La religieuse nigériane s’est sentie appelée à servir le Seigneur dès l’âge de 14 ans alors qu’elle rendait visite à la maison des Petites Sœurs avec un prêtre de sa paroisse. «C’est là que j’ai pris le goût de donner ma vie pour servir les autres». Elle a attendu quatre ans et la fin de ses études pour emprunter le chemin qui l’a conduite à la vie religieuse; une vie auprès des personnes âgées pauvres qui la rend heureuse encore aujourd’hui, confie-t-elle. Sœur Philomena garde vif le souvenir de sa vie au côté de sa grand-mère dans son enfance. «Cela m’a fait tellement plaisir de vivre avec elle. Je voyais tout ce que je pouvais faire pour elle. Je voyais comme on est content avec elle». Elle évoque les histoires que sa grand-mère lui racontait, la connivence de bêtises partagées, les corrections sans menaces ni punitions. Elle explique qu’alors elle avait déjà l’intuition de la joie de vivre avec les personnes âgées.
Avec les sœurs de sa communauté, sœur Philomena encourage ses pen-sionnaires. «On essaie constamment de leur donner le goût de la vie, de les faire s’épanouir et bien profiter de la vie et des forces que le Seigneur leur réserve, parce que — voyez-vous — chez la personnes âgée, c’est plus facile de croire qu’on ne sait plus rien faire. Il faut transmettre la vie. Leur faire comprendre qu’elles sont encore capables de faire quelque chose».

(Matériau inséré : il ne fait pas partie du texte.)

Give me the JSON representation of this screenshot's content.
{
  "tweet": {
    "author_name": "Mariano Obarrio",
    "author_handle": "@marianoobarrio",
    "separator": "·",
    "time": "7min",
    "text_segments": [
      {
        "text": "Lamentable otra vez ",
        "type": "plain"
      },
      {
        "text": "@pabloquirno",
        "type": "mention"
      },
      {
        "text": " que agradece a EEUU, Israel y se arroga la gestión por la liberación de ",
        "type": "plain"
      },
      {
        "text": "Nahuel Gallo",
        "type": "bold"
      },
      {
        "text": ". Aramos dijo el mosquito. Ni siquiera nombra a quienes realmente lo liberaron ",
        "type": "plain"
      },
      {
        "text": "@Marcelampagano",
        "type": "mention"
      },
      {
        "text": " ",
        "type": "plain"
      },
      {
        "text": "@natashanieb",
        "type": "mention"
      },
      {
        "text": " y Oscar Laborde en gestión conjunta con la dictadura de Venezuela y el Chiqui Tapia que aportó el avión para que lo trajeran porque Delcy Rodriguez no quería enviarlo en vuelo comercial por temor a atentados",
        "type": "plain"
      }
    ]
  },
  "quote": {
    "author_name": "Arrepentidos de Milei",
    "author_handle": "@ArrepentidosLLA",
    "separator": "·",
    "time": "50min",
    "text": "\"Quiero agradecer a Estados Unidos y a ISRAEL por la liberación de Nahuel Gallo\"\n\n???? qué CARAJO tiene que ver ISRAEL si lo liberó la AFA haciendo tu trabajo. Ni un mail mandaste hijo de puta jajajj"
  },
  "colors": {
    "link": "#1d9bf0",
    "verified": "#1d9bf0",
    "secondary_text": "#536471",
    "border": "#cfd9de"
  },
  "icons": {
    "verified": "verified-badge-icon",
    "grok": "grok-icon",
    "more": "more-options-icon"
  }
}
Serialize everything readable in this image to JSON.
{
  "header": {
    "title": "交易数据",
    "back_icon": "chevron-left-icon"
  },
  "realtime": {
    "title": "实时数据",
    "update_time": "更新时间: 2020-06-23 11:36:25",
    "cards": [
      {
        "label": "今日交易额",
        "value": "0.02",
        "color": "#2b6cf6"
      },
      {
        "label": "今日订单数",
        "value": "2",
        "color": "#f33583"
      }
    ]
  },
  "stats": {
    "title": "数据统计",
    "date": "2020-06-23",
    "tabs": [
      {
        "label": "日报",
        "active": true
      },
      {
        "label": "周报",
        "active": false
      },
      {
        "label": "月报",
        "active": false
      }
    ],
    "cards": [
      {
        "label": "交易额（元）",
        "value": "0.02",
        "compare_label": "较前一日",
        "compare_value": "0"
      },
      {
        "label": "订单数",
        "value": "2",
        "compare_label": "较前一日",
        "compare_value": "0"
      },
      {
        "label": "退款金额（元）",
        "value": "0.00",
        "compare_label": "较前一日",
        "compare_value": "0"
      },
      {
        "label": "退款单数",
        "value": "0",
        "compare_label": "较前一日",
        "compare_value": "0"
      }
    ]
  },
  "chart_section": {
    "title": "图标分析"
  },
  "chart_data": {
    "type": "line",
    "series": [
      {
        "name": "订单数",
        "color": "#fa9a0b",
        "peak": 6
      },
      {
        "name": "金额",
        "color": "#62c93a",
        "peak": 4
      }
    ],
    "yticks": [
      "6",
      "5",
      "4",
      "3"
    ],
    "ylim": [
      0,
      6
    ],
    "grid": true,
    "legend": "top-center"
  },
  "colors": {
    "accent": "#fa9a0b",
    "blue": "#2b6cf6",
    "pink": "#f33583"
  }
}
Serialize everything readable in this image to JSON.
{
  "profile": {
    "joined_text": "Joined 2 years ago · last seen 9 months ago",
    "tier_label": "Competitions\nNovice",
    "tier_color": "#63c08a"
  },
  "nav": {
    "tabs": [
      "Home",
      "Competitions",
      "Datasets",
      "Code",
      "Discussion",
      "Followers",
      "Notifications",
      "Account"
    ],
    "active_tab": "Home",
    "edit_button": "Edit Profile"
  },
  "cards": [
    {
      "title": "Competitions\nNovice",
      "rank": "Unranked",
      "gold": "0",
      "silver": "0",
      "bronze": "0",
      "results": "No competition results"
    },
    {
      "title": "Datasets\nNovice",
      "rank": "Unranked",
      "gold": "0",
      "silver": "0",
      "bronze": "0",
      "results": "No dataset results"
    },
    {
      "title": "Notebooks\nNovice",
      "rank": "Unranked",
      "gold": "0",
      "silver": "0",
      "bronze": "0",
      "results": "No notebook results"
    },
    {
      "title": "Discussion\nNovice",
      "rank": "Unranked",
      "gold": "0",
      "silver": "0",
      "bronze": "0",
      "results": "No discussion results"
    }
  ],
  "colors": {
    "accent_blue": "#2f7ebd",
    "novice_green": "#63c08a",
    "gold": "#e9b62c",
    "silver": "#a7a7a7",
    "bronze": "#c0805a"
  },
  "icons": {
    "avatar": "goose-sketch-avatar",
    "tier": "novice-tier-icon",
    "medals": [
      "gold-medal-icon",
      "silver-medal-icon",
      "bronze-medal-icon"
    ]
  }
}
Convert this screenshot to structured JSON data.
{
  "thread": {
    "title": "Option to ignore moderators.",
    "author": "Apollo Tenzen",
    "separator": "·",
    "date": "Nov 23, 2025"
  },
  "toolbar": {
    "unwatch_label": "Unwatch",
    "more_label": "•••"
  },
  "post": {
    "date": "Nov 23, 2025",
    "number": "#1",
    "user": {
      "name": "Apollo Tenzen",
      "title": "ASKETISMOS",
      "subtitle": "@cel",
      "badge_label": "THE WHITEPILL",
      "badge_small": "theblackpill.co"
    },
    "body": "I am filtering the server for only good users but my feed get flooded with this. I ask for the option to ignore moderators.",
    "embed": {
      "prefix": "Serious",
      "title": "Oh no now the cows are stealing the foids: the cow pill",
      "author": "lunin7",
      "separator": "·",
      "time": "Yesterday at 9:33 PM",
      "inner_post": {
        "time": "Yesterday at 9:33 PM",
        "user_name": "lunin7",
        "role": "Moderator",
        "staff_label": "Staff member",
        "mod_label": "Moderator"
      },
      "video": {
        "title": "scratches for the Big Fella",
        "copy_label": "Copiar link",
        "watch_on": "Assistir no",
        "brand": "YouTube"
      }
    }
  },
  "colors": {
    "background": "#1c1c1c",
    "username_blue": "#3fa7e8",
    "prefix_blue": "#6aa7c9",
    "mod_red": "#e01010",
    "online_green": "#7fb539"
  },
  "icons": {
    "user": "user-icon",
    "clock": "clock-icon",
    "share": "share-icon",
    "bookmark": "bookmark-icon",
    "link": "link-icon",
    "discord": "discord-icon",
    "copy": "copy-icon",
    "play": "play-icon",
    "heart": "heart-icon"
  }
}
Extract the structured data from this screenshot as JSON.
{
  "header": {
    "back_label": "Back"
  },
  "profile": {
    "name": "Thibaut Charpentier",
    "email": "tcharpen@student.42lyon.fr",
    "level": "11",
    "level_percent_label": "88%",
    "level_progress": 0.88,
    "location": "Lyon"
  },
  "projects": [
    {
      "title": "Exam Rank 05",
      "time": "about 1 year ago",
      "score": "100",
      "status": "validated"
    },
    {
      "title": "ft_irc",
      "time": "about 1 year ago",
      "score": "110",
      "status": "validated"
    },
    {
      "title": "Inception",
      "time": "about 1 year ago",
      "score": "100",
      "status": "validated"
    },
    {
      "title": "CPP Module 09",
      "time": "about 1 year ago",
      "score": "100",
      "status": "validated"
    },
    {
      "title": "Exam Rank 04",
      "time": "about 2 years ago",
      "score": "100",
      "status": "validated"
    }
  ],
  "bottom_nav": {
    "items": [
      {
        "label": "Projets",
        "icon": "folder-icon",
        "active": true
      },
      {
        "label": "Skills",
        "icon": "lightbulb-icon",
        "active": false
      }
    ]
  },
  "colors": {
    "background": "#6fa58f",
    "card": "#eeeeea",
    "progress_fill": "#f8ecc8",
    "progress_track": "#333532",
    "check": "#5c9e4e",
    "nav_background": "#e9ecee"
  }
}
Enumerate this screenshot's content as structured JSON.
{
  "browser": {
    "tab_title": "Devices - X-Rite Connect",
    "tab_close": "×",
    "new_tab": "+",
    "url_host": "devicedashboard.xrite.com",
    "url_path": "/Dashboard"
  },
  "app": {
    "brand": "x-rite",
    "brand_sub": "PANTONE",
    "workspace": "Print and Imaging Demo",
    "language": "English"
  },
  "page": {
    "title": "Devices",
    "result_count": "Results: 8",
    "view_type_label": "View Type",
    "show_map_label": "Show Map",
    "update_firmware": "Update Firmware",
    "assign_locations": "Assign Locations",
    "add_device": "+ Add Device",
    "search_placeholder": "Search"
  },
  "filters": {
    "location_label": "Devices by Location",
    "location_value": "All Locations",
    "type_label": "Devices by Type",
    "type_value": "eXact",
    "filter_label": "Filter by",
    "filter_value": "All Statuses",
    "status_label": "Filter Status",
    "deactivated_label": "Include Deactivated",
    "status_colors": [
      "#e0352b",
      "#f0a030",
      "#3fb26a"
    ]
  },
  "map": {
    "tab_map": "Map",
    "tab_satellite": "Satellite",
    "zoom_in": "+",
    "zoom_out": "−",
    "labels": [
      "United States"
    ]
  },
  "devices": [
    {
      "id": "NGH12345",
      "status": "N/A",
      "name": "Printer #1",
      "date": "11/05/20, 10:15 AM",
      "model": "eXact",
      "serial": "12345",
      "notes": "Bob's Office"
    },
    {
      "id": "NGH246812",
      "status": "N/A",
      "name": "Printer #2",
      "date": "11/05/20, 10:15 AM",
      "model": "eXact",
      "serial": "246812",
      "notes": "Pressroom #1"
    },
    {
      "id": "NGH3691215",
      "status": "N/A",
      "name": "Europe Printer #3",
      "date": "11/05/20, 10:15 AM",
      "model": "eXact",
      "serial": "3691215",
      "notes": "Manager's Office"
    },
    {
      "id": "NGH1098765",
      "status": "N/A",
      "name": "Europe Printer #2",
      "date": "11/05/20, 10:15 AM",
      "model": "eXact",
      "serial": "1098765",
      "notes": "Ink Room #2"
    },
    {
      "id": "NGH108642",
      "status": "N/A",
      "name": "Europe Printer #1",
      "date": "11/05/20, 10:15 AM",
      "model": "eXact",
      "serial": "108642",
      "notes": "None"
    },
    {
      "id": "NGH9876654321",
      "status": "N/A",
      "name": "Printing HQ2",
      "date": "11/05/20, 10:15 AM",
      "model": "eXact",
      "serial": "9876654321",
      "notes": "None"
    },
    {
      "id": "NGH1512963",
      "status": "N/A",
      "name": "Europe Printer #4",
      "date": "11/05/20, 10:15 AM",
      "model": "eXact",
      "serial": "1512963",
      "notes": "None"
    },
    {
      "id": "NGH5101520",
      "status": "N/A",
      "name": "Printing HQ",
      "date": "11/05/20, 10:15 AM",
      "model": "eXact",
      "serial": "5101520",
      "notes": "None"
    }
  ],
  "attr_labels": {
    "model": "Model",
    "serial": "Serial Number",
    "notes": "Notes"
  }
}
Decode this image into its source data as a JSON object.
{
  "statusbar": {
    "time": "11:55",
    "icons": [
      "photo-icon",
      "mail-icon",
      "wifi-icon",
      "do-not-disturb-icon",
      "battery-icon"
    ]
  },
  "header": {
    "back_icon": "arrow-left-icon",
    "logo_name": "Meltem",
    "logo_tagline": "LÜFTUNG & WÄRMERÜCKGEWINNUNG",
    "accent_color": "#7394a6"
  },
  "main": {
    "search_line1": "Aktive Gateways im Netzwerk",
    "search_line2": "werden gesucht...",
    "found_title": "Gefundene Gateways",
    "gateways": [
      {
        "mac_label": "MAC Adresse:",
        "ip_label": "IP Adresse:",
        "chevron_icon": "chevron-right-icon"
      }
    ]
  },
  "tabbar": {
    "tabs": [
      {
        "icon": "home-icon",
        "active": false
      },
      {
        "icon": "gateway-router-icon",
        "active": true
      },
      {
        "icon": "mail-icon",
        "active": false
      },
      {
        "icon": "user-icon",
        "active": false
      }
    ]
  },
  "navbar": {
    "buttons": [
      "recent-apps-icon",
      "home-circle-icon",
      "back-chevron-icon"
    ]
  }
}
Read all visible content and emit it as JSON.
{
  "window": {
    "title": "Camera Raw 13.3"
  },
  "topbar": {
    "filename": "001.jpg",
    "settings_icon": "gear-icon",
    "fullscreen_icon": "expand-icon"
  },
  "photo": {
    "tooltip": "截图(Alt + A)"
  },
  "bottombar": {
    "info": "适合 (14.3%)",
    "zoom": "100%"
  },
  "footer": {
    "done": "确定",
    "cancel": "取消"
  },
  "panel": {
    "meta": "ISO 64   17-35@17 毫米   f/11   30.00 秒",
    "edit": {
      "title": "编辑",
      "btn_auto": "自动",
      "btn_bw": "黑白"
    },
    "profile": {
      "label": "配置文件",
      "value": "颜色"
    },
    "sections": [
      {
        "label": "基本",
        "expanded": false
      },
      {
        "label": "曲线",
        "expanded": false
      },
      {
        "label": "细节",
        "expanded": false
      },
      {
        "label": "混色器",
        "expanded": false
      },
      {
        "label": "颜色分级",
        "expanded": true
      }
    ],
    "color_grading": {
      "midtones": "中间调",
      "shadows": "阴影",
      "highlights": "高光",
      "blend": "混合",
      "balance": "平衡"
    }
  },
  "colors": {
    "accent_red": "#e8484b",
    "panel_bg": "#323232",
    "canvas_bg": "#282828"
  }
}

Or, chez les Petites Sœurs des pauvres, il y a toujours à faire. Après la messe le matin, et un temps de prière, les pensionnaires sont invités à prendre leur petit déjeuner puis à participer aux tâches de la maisonnée. Certains vont à la cuisine pour éplucher les légumes, d’autres vont à la buanderie pour trier et plier le linge sec. Il y a aussi ceux qui aident les plus diminués à se promener dans le jardin. La maison a été construite de plein pied pour faciliter leur déambulation. Elle est entourée d’arbres, et compte un jardin potager.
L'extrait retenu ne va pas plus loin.